Tuesday, August 15, 2006

Is Rehberg Campaigning on Taxpayer Money?

It is being reported that Rehberg used his tax supported franking privileges to mail blatant campaign literature to Montana voters.

According to an article in New West, Rehberg mass mailed literature bragging about what an awesome job he has been doing in Washington.

"It is legitimate for a member to keep citizens informed of what's
happening in Congress and their own activities. It conveys an advantage
to incumbents that they are able to mail such communications on the
taxpayers' dime. That's a fact of life. But what Congressman Dennis
Rehberg has done is fraudulent," Jim Farrell, executive director of
Montana's Democratic Party, said in an interview.

If this is a legitimate use of franking privileges, why is it the first he has sent this year? Why does it look so much like campaign literature? See for yourself (PDF). Did he break any laws?

"The rules are so poorly constructed he is able to stay within the
letter of the law but not its spirit," Farrell said. "The laws say you
should not campaign on the taxpayers' dime and that's precisely what he
has done."

The guidelines for franked mailings are contained in a 72-page document
that establishes detailed rules for their tone, appearance and content.
For example, verbal references to the House member must be restricted to
an average of eight per page, not including the masthead and return
address. There can be no more than two photos of the member per page.
Biographical material must be kept to a minimum.

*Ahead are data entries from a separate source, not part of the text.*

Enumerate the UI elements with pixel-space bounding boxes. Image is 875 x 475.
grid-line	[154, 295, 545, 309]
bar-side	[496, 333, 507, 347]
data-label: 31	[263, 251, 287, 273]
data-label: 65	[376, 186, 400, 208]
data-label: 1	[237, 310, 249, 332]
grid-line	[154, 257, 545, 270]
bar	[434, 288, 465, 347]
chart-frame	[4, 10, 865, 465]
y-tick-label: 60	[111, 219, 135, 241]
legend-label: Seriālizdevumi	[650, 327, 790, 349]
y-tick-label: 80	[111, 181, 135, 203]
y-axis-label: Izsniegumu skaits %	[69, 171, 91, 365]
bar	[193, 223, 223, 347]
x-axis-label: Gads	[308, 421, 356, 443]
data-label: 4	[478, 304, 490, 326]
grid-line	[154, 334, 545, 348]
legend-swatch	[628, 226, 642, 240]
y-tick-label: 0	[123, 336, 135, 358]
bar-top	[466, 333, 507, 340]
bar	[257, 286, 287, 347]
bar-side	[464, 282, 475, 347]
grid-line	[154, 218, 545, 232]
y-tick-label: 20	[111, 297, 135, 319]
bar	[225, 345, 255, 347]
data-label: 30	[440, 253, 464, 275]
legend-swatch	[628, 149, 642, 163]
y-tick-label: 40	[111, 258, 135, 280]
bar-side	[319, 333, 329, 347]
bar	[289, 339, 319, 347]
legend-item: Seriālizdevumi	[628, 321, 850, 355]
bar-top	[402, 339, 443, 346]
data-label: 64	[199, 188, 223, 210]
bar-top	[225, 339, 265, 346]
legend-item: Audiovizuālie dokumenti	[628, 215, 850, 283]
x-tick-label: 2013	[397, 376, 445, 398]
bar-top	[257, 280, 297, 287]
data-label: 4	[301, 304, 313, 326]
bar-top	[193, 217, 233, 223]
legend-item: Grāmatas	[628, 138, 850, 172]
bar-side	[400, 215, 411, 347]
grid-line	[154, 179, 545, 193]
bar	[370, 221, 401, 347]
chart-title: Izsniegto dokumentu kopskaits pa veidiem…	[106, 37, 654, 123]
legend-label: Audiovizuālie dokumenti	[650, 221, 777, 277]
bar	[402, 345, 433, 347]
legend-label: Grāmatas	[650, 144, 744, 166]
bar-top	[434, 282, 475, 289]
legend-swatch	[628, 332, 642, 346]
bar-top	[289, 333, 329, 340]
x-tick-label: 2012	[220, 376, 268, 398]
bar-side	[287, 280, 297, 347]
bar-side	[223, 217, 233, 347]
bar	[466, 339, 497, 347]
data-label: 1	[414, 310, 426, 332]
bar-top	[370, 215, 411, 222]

In the mailers in question, Rehberg is the subject of three photographs
and of all but two sentences in the "families first" mailer, which claim
he is "making health care more affordable" and "improving education." It
ticks off a string of non-controversial legislative accomplishments,
such as votes to increase funding for Head Start, Pell grants, reading
programs, heart disease prevention and breast cancer. His opposition to
stem-cell research, minimum wage increases and health-insurance reform
are not mentioned.

It seems pretty clear that he broke both the spirit and the letter of the law to me. What about truth? Is there anything to the claims he makes? Let's look at the bullets:

1. Improving Education
2. Making Health Care More Affordable
3. Protecting Our Children

That doesn't feel like the Denny Rehberg I know. What do the experts say?

1. Improving Education
National Education Association 25%
National Association for College Admission Counseling 25%
National Parent Teacher Association 8%
National School Boards Association 40%
School Nutrition Association 33%

2. Making Health Care More Affordable
American Public Health Association 12%
American College of Emergency Physicians 50%
National Breast Cancer Coalition 0%

3. Protecting Our Children
Children's Defense Fund 0%
School Nutrition Association 33%

Doesn't look like anyone else shares his opinions of himself. To me this seems pretty cut and dry. Rehberg is misuing your money to run his campaign.


Anonymous said...

Great post!

Here's another fact that might interest you:

Rehberg voted for for H.R. 5122, which contains a measure for federalization of the National Guard that all of the governors are opposing (http://www.congress.org/congressorg/issues/votes/?votenum=145&chamber=H&congress=1092)



Shane C. Mason said...

That's good stuff. Burns has been taking big hits, but the Lindeen race is very important and Rehberg has been skating through. He needs to be held accountable for what he has been doing

There has been a lot of talk from the right that dems have given up on this race, but that is simply not true. This race is just getting started.

Craig said...

Interest groups (e.g. NEA) are experts?

I'll have to remember that.

Shane C. Mason said...

Always happy to teach you something Craig!


Joe said...

Just like messing with blogs

Anonymous said...

I like joe's who like messing with blogs! Sweet, we have something in common!